Patients with SLAC and no history of upper extremity trauma were compared with an age matched control group. All patients completed a questionnaire, personal interview, and a physical examination. A specialised flexion / extension radiographic jig was designed to control for the magnitude of force and position of the wrist in all planes.

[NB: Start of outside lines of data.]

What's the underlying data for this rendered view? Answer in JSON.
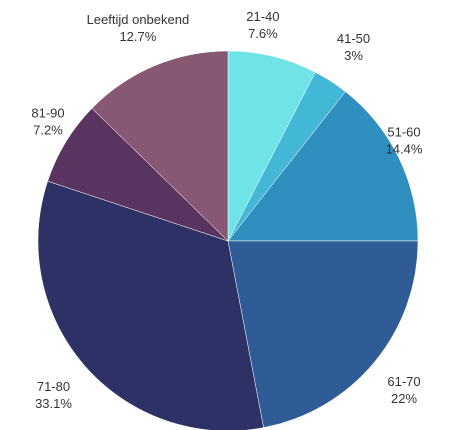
{
  "chart_data": {
    "type": "pie",
    "title": "",
    "start_angle_deg": 0,
    "direction": "clockwise",
    "slices": [
      {
        "label": "21-40",
        "value": 7.6,
        "value_label": "7.6%",
        "color": "#6EE3E8"
      },
      {
        "label": "41-50",
        "value": 3,
        "value_label": "3%",
        "color": "#42B8D6"
      },
      {
        "label": "51-60",
        "value": 14.4,
        "value_label": "14.4%",
        "color": "#2F8FBE"
      },
      {
        "label": "61-70",
        "value": 22,
        "value_label": "22%",
        "color": "#2F5B96"
      },
      {
        "label": "71-80",
        "value": 33.1,
        "value_label": "33.1%",
        "color": "#2E3166"
      },
      {
        "label": "81-90",
        "value": 7.2,
        "value_label": "7.2%",
        "color": "#5A3460"
      },
      {
        "label": "Leeftijd onbekend",
        "value": 12.7,
        "value_label": "12.7%",
        "color": "#875873"
      }
    ]
  }
}
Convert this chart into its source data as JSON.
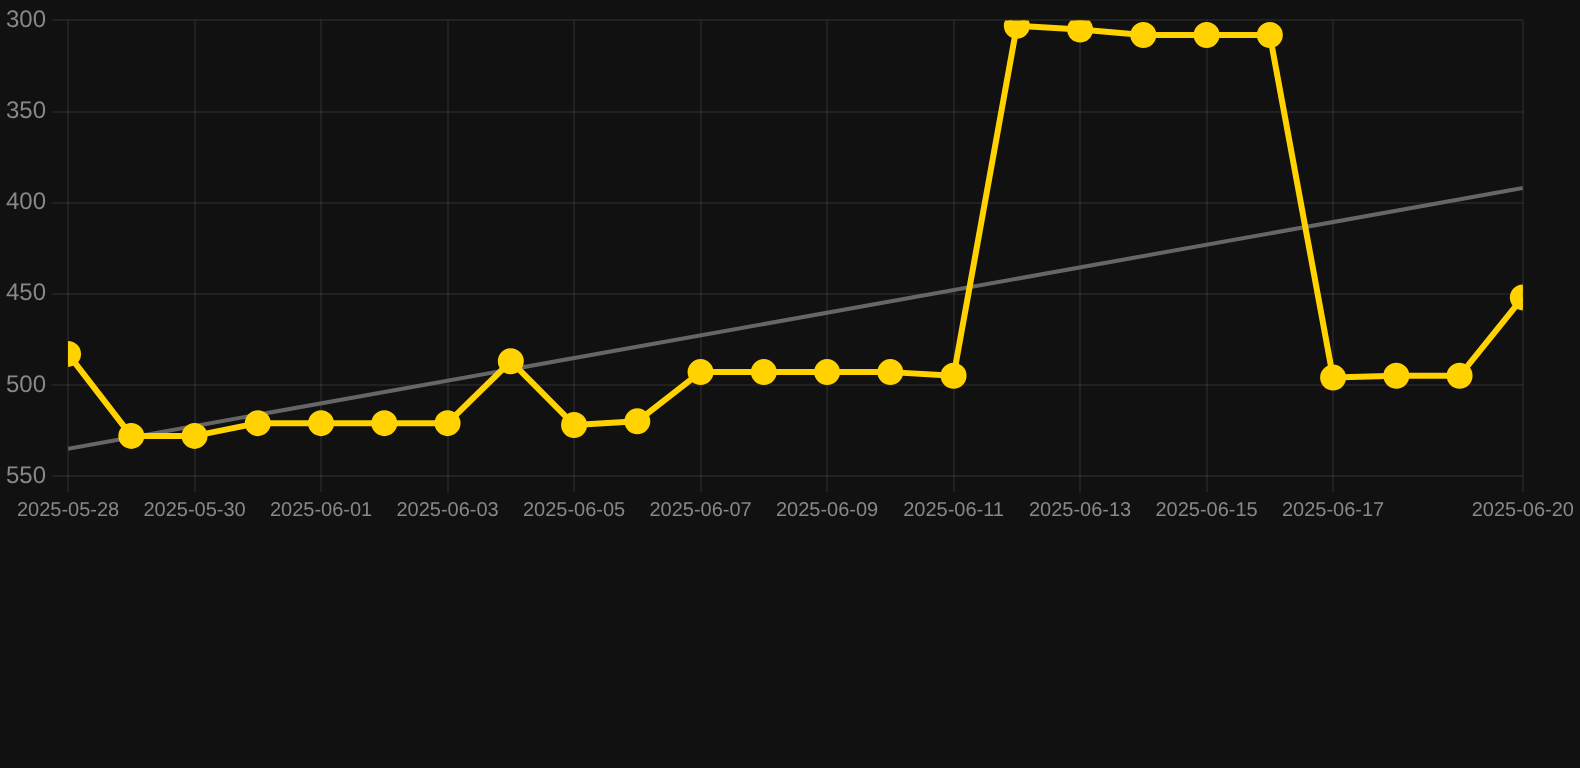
{
  "chart_data": {
    "type": "line",
    "x": [
      "2025-05-28",
      "2025-05-29",
      "2025-05-30",
      "2025-05-31",
      "2025-06-01",
      "2025-06-02",
      "2025-06-03",
      "2025-06-04",
      "2025-06-05",
      "2025-06-06",
      "2025-06-07",
      "2025-06-08",
      "2025-06-09",
      "2025-06-10",
      "2025-06-11",
      "2025-06-12",
      "2025-06-13",
      "2025-06-14",
      "2025-06-15",
      "2025-06-16",
      "2025-06-17",
      "2025-06-18",
      "2025-06-19",
      "2025-06-20"
    ],
    "series": [
      {
        "color": "#ffd200",
        "marker": "circle",
        "values": [
          483,
          528,
          528,
          521,
          521,
          521,
          521,
          487,
          522,
          520,
          493,
          493,
          493,
          493,
          495,
          303,
          305,
          308,
          308,
          308,
          496,
          495,
          495,
          452
        ]
      },
      {
        "color": "#666666",
        "marker": "none",
        "x": [
          "2025-05-28",
          "2025-06-20"
        ],
        "values": [
          535,
          392
        ]
      }
    ],
    "xlim": [
      "2025-05-28",
      "2025-06-20"
    ],
    "xticks": [
      "2025-05-28",
      "2025-05-30",
      "2025-06-01",
      "2025-06-03",
      "2025-06-05",
      "2025-06-07",
      "2025-06-09",
      "2025-06-11",
      "2025-06-13",
      "2025-06-15",
      "2025-06-17",
      "2025-06-20"
    ],
    "ylim": [
      550,
      300
    ],
    "yticks": [
      300,
      350,
      400,
      450,
      500,
      550
    ],
    "grid": true
  }
}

A total of thirty-five subjects (sixty-nine wrists) were retained for the study, including thirty-three non-traumatic SLAC wrists and thirty-six control wrists. The non-traumatic SLAC group had significantly different radiographic kinematic analysis compared to the control group: increased Watson Stage (2 v 0), SL gap (3.4 v 1.8mm), revised carpal height ratio (rCHR) (77 v 68), SL angle in flexion (forty-one v twenty-eight degrees), and decreased radiolunate (RL) joint flexion (nine v twenty-seven degrees). Most importantly flexion of the asymptomatic non-degenerative wrist of the non-traumatic SLAC group was distributed 70% through the lunocapitate (LC) joint and only 30% through the RL joint (p< 0.05). Conversely, flexion was more evenly distributed in the control group (48% LC and 52% RL). Non-traumatic or developmental SLAC does exist. SLAC can thus be classified into non-traumatic (developmental) and traumatic types.

Non-traumatic SLAC begins with abnormal wrist kinematics. Over time restricted lunate flexion and normal scaphoid flexion leads to increased SL angles and eventual attrition of the SL ligament and predisposes patients to SLAC despite having no history of trauma.